LOS ANGELES —Travel around East and Southeast Asia enough and you’ll invariably come across at least one big Buddha. Cut from stone or marble or any other substantive material, they dominate the room with their presence.
Clicking through Spoon & Tamago recently, I came across the work of Kobe-based sculptor Yuji Honbori. The artist makes stunning Buddha installations out of cardboard material on its way to the dumpster:
Honbori has always been interested in recycled materials, but not in a devotional way. He got his start making large-scale sculptures out of wood from demolished houses. But it wasn’t until 8 years ago when he was working with wood from a demolished temple that he got the idea. And since then he’s been fascinated with how one man’s trash can be another man’s treasure.
It got me thinking about Zhang Huan’s famous Berlin Buddha, composed entirely of ash and designed to fall apart as more and more visitors pass through:
This aluminium sculpture is the first component of Berlin Buddha.
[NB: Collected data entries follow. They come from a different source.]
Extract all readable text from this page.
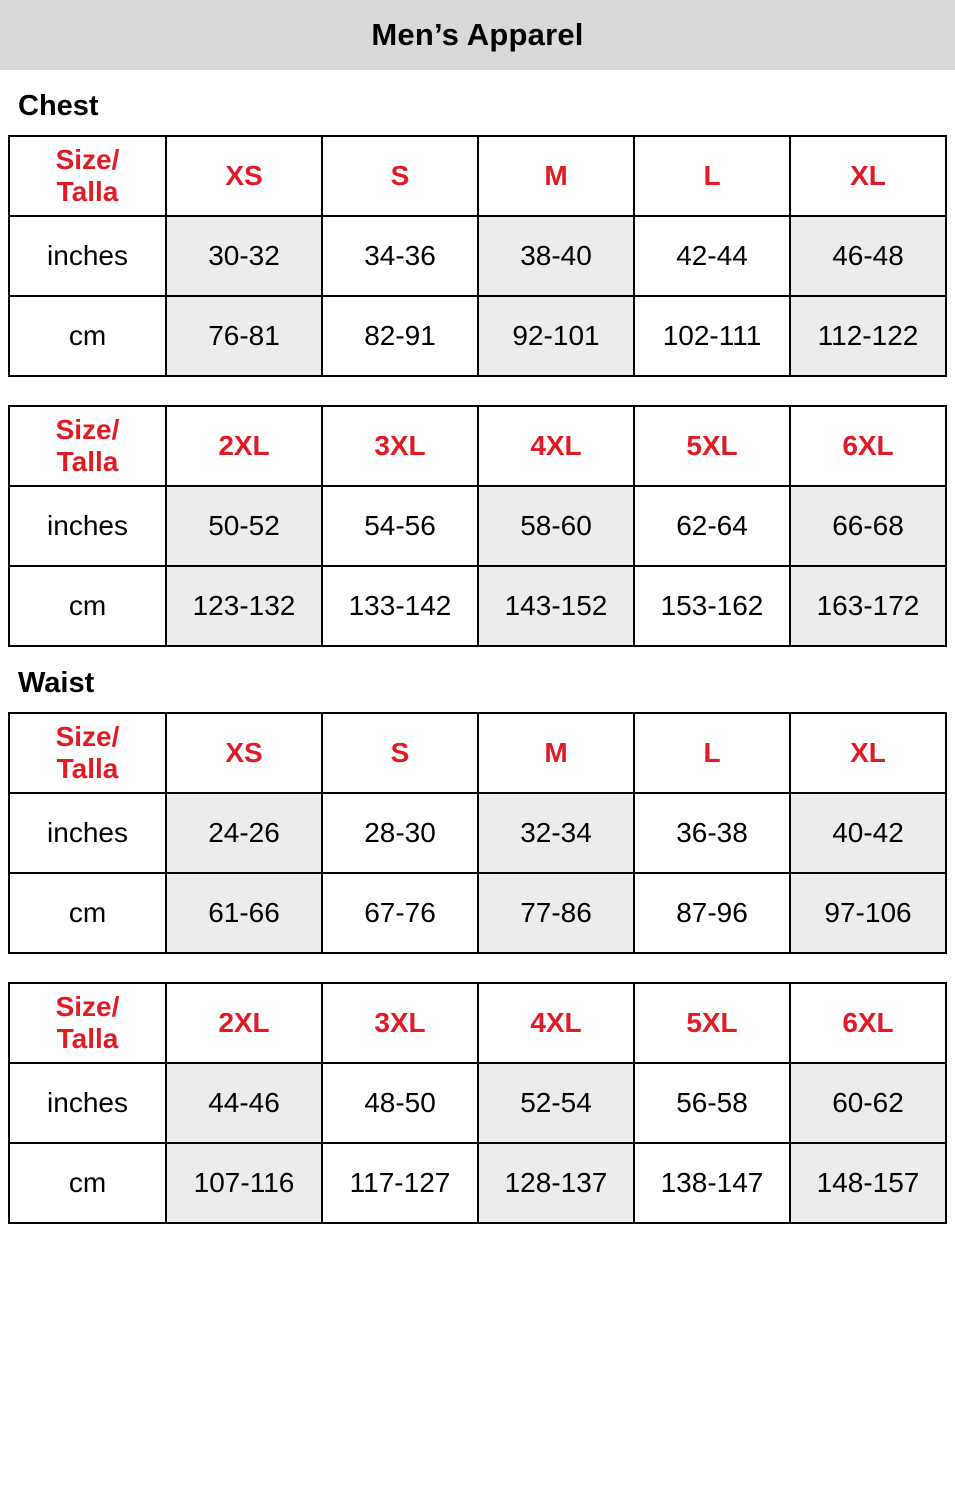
Men’s Apparel
Chest
Size/
Talla	XS	S	M	L	XL
inches	30-32	34-36	38-40	42-44	46-48
cm	76-81	82-91	92-101	102-111	112-122
Size/
Talla	2XL	3XL	4XL	5XL	6XL
inches	50-52	54-56	58-60	62-64	66-68
cm	123-132	133-142	143-152	153-162	163-172
Waist
Size/
Talla	XS	S	M	L	XL
inches	24-26	28-30	32-34	36-38	40-42
cm	61-66	67-76	77-86	87-96	97-106
Size/
Talla	2XL	3XL	4XL	5XL	6XL
inches	44-46	48-50	52-54	56-58	60-62
cm	107-116	117-127	128-137	138-147	148-157
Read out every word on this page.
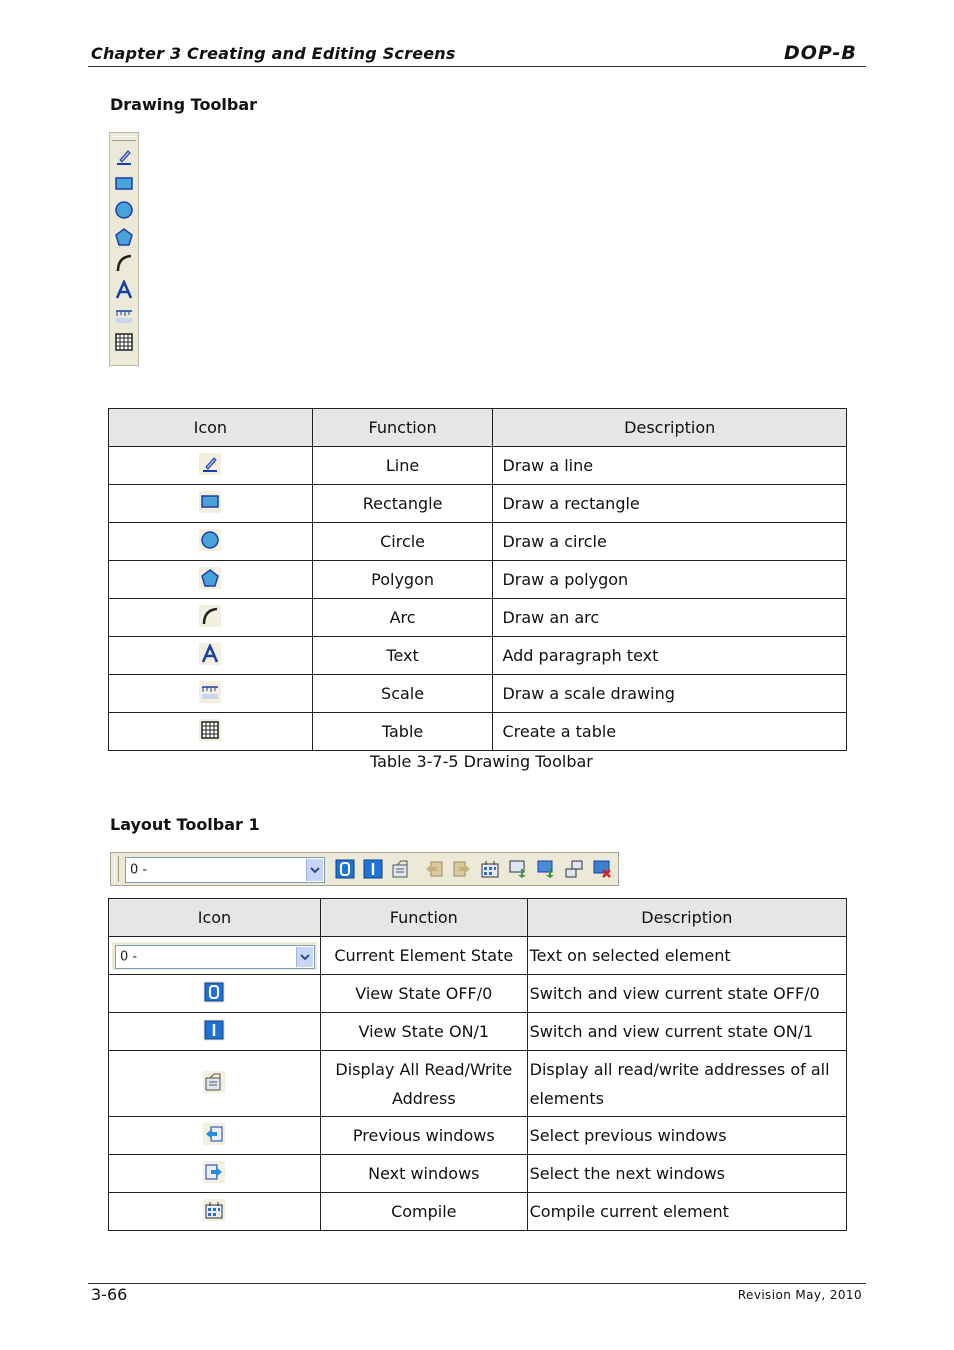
Chapter 3 Creating and Editing Screens	DOP-B
Drawing Toolbar
Icon	Function	Description

	Line	Draw a line

	Rectangle	Draw a rectangle

	Circle	Draw a circle

	Polygon	Draw a polygon

	Arc	Draw an arc

	Text	Add paragraph text

	Scale	Draw a scale drawing

	Table	Create a table
Table 3-7-5 Drawing Toolbar
Layout Toolbar 1
0 -
Icon	Function	Description

0 -	Current Element State	Text on selected element

	View State OFF/0	Switch and view current state OFF/0

	View State ON/1	Switch and view current state ON/1

	Display All Read/Write Address	Display all read/write addresses of all elements

	Previous windows	Select previous windows

	Next windows	Select the next windows

	Compile	Compile current element
3-66	Revision May, 2010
The second component is an ash Buddha made by casting dry ash to the interior of the aluminium sculpture. These two sculptures will be installed facing each other. As time goes by, the environment will affect the work, as the floor will tremble with movement, ash Buddha will also change and fall into piece.
It’s interesting to think about how art is moving toward repurposing materials rather than using new ones. The image of the Buddha, whose teachings often hinge on the idea of impermanence, is a fitting one for exploring materials that once belonged to something else and are being transformed into another.